Lacking a foundation in fact or law, the majority’s opinion is left begging the question posed by the non-attorney parent litigation rule. The rule is child-protective: it prevents well-intentioned but legally inept parents from endangering the interests of their minor children. Myers, 418 F.3d at 401. Such danger can arise as readily from an inartfully pled complaint as it might from the service of garbled interrogatory responses, a fumbling cross-examination at trial, or an incoherent closing argument. If M.D.’s interests were prejudiced as to one count because of poor pleading or inadequate parental representation or “potentially prejudicial confusion,” maj. op. at 203, then his right not to be similarly prejudiced as to the other count in the same complaint should obtain as well.*
No litigant has asked us to recognize the distinction embraced by the majority; the district court did not make that distinction, or even pay heed to its duty, unmistakably imposed by Myers, to decline to adjudicate the claims at all in the absence of counsel for the minor plaintiff. Indeed, the answer is that there is no cognizable distinction. Myers must apply with equal force to both counts. Accordingly, I respectfully dissent from so much of the majority opinion as affirms any portion of the judgment.

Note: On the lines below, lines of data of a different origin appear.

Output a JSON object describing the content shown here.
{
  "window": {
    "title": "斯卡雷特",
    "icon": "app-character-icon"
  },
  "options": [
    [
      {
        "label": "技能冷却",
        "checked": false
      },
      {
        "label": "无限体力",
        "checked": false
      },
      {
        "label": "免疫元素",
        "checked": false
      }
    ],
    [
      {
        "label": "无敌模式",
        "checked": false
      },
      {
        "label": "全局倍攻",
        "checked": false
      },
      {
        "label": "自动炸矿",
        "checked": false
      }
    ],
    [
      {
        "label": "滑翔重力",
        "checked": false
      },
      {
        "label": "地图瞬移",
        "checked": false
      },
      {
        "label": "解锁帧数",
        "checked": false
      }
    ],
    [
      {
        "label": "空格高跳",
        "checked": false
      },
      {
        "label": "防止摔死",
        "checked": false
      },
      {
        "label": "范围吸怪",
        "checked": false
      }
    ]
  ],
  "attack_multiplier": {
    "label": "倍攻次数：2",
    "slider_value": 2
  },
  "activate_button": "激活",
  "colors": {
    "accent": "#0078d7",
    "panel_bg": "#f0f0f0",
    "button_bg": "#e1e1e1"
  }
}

 Albeit only implicitly, concerns over judicial integrity and public confidence in the adversarial process also undergird the rule of Myers, for it is a truism that
Our adversary system for the resolution of disputes rests on the unshakable foundation that truth is the object of the system's process which is designed for the purpose of dispensing justice. However, because no one has an exclusive insight into truth, the process depends on the adversarial presentation of evidence, precedent and custom, and argument to reasoned conclusions-all directed with unwavering effort to what, in good faith, is believed to be true on matters material to the disposition.... [I]t is important to reaffirm ... the principle that lawyers, who serve as officers of the court, have the first line task of assuring the integrity of the process.
United States v. Shaffer Equipment Co., 11 F.3d 450, 457 (4th Cir.1993).